One of the best things about Los Angeles is the abundance of Korean Day Spas. If you’ve never been to one here’s how it works: for $15-$20 you get entry to the facilities, which include a series of hot and cold baths, saunas, relaxation rooms, and showers. You can pay extra to get massages, facials, and body scrubs that are basically akin to an older Korean lady scraping the past two months of life from your body. There are supposed to be some health benefits from doing things in a particular order but my goal is just to steam myself until I feel like an overcooked piece of spaghetti. Also, you’re not supposed to get into any of the pools with clothes on, so everyone walks around naked. Yes, completely nude.

To chase away the lonelies on my first Christmas away from home, I decided to head to my favorite spa. Near the building’s entrance was this middle-aged white lady wearing a motorcycle jacket (?), a too-tight tube skirt, and slingbacks that were about three sizes too small — the backs of her heels were hanging off of those shoes so tragically that they were almost scraping the ground. I know a weirdo when I see one so I said a silent prayer that she would not speak to me. Of course, she was heading to the spa also, and as soon as we got into the elevator she started trying to make a new friend.

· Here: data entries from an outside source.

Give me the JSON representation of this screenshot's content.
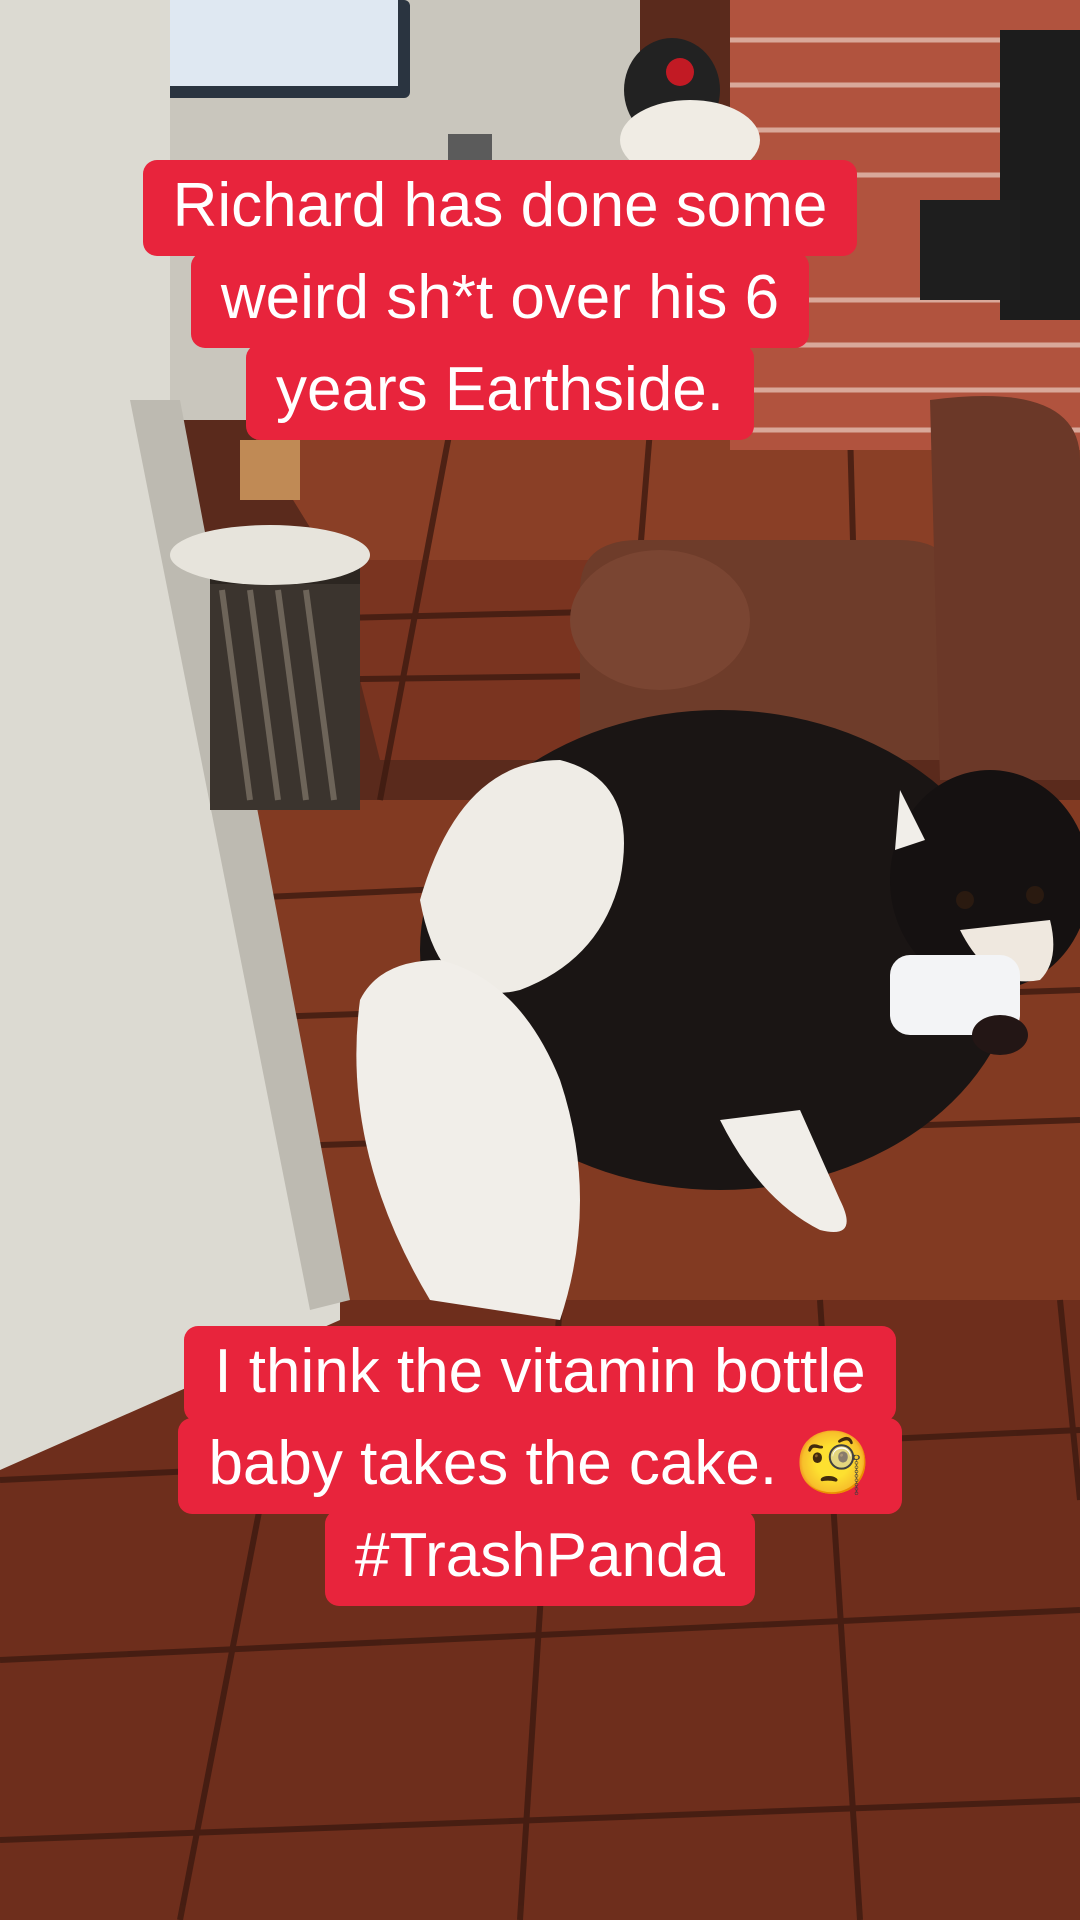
{
  "captions": {
    "top": {
      "line1": "Richard has done some",
      "line2": "weird sh*t over his 6",
      "line3": "years Earthside."
    },
    "bottom": {
      "line1": "I think the vitamin bottle",
      "line2": "baby takes the cake. 🧐",
      "line3": "#TrashPanda"
    }
  },
  "colors": {
    "caption_background": "#e8243c",
    "caption_text": "#ffffff"
  }
}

You see, since most of the women at the spa are Korean, people who aren’t Korean feel an odd camraderie and start conversations with each other…that, and people just like talking to me and I don’t know why. This woman was on a whole other level, though. She started in by complaining about how stressful Christmas Day with her family was and how she just needed a quick jacuzzi break. Boo hoo. That’s when I looked her in the face and noticed that she had a bunch of weird pink stuff around her eyebrows, some gloppy, Pepto-Bismol-colored sludge that she couldn’t have been aware of unless she had just been pooped on by a radioactive pink flamingo or was just plain unhinged. She seemed the latter, and my procedure for when crazy people zero in me is to just keep my mouth shut. So I did. She, however, would not stop yammering…about nothing and everything at the same time.

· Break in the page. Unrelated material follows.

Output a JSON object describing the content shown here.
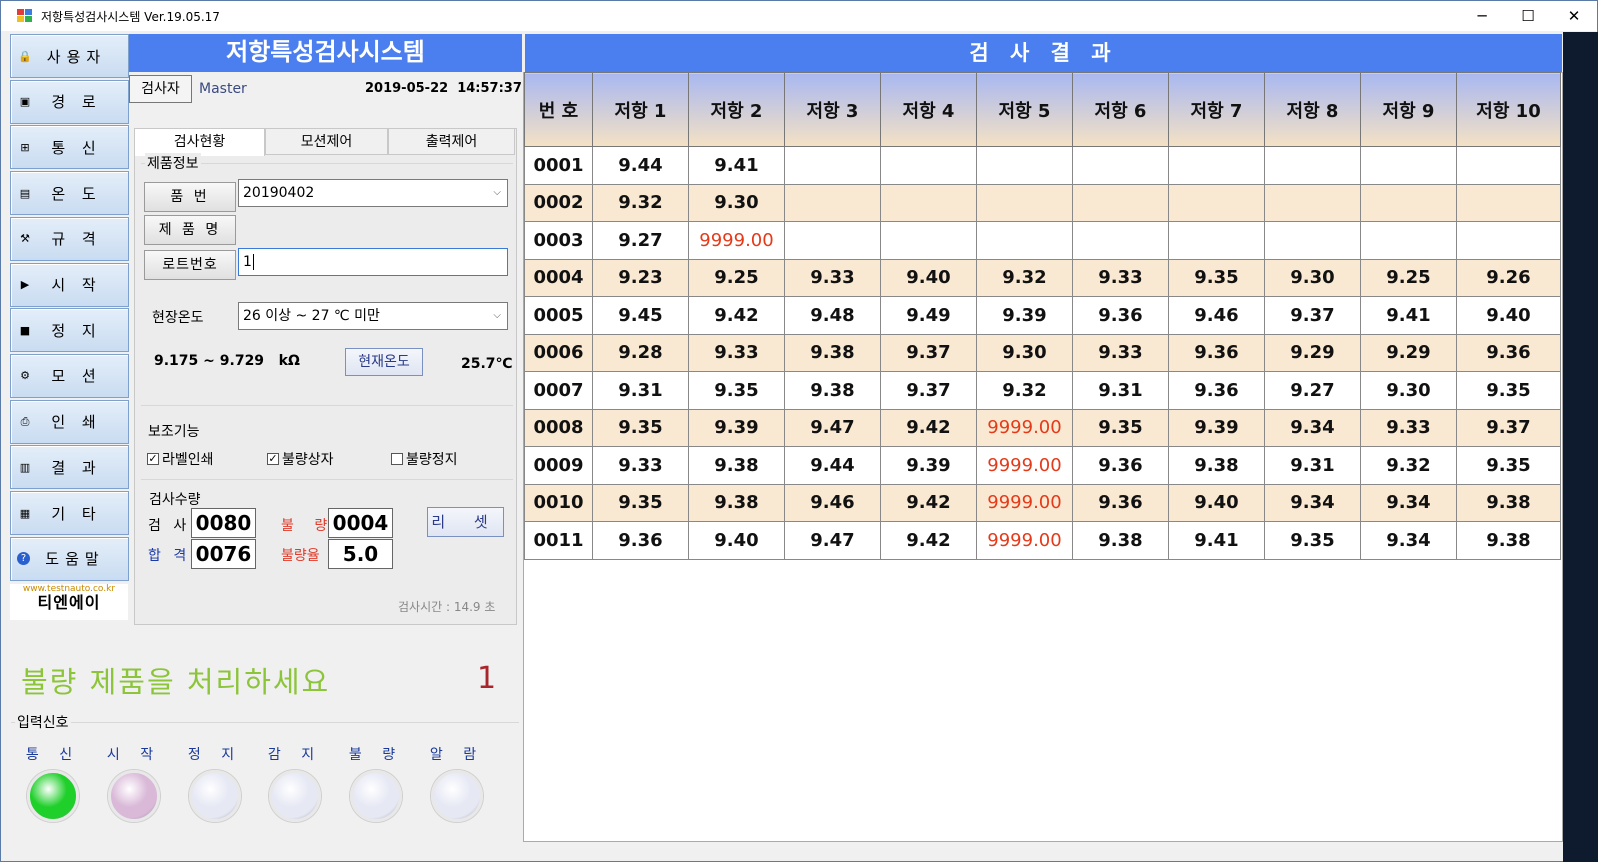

By the time the elevators opened to the front desk, this woman was walking so close to me that the receptionist thought we were coming to the spa together and accidentally charged both of our entrance fees on the same card. As soon as the receptionist fixed the problem and handed me my receipt, I hightailed it into the women’s changing area, hoping to ditch old crazy lady in the maze of lockers.

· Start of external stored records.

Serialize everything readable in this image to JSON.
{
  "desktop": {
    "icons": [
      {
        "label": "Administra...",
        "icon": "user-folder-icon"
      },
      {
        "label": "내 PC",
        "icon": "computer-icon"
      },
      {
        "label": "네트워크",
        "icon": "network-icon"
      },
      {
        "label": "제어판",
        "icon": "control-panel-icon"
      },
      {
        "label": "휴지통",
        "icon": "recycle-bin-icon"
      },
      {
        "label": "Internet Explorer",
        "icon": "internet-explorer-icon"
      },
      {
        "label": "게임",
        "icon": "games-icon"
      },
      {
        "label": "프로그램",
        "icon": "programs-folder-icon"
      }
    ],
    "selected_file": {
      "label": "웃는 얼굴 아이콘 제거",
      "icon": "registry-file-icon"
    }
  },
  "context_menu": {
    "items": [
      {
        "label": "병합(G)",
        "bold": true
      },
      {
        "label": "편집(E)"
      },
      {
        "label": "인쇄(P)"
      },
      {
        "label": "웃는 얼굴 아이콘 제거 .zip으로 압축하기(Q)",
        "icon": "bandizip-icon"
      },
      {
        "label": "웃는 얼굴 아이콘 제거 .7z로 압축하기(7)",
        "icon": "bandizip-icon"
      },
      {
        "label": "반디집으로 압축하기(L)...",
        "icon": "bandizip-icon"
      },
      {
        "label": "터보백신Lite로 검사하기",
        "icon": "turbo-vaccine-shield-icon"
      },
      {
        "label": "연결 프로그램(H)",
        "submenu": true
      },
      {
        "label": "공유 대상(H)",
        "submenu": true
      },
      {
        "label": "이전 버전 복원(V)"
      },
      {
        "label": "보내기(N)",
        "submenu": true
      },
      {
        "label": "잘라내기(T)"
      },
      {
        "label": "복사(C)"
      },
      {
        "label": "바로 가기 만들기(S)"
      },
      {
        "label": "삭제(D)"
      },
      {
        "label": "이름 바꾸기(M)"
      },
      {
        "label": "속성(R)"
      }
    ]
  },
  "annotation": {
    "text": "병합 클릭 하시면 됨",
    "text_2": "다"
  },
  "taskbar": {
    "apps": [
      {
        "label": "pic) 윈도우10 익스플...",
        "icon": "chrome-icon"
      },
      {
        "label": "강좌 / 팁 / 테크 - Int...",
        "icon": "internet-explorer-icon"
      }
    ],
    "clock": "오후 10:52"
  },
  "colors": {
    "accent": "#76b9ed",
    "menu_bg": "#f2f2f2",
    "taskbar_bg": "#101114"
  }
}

As soon as I crossed that threshold between “changing your clothes” and “completely bucket naked” ol’ girl showed up with a locker right next to mine. The facility has hundreds of lockers so I have to blame the confusion at the front desk for the fact that this lady was rolling up on me while I have no clothing on. Or maybe my life is just a nightmare. I do not know.

“I am so upset at my best friend,” she said. “She did my eyebrows for me and burned my face, it’s so tender and messed up.”

Oh thats what that weird pink stuff on her face was — leftover waxing residue. But why wouldn’t she look in the mirror after getting her eyebrows waxed? Why wouldn’t she or her friend make sure no wax was left behind? Why is she telling me this?!

“That’s why I wish I had skin like yours,” the crazy lady said. Oh! How nice. “You guys are so lucky. Your skin just SHINES! You don’t have to do your eyebrows and you don’t have any skin problems or anything.”

You guys? Oh. She meant black folks? We don’t have to get our eyebrows done? And she said the word “shines” like she was talking about Emerald City? While I’m in my nekkid vulnerable state? And she’s about to take her clothes off in front of me too? Oh no, no. Just no.

Now, I wanted to point out how raggedy my eyebrows were and convince her that yes, black folks can have skin problems, but I just kept on with my do-not-feed-the-crazy-lady routine by keeping my mouth shut and heading towards the steam sauna. The way that conversation was going I knew she’d start in on hair next and although I had my head wrapped up I was naked and well…I don’t do Brazilian waxing if you know what I mean. Awkward.

In the span of a ninety-second elevator ride, this woman thought she’d made a new best friend, and even though her first attempt at bridging the racial divide obviously failed, she spent the next hour glancing at me from across the spa like she was looking for her homegirl for some steamy naked spa chats. Every time we accidentally made eye contact I put my towel over my head like I’d invented some new steam treatment. No thank you ma’am.

I refuse to stop going to that spa just because of that nutbag, but can I please never see her again? Please?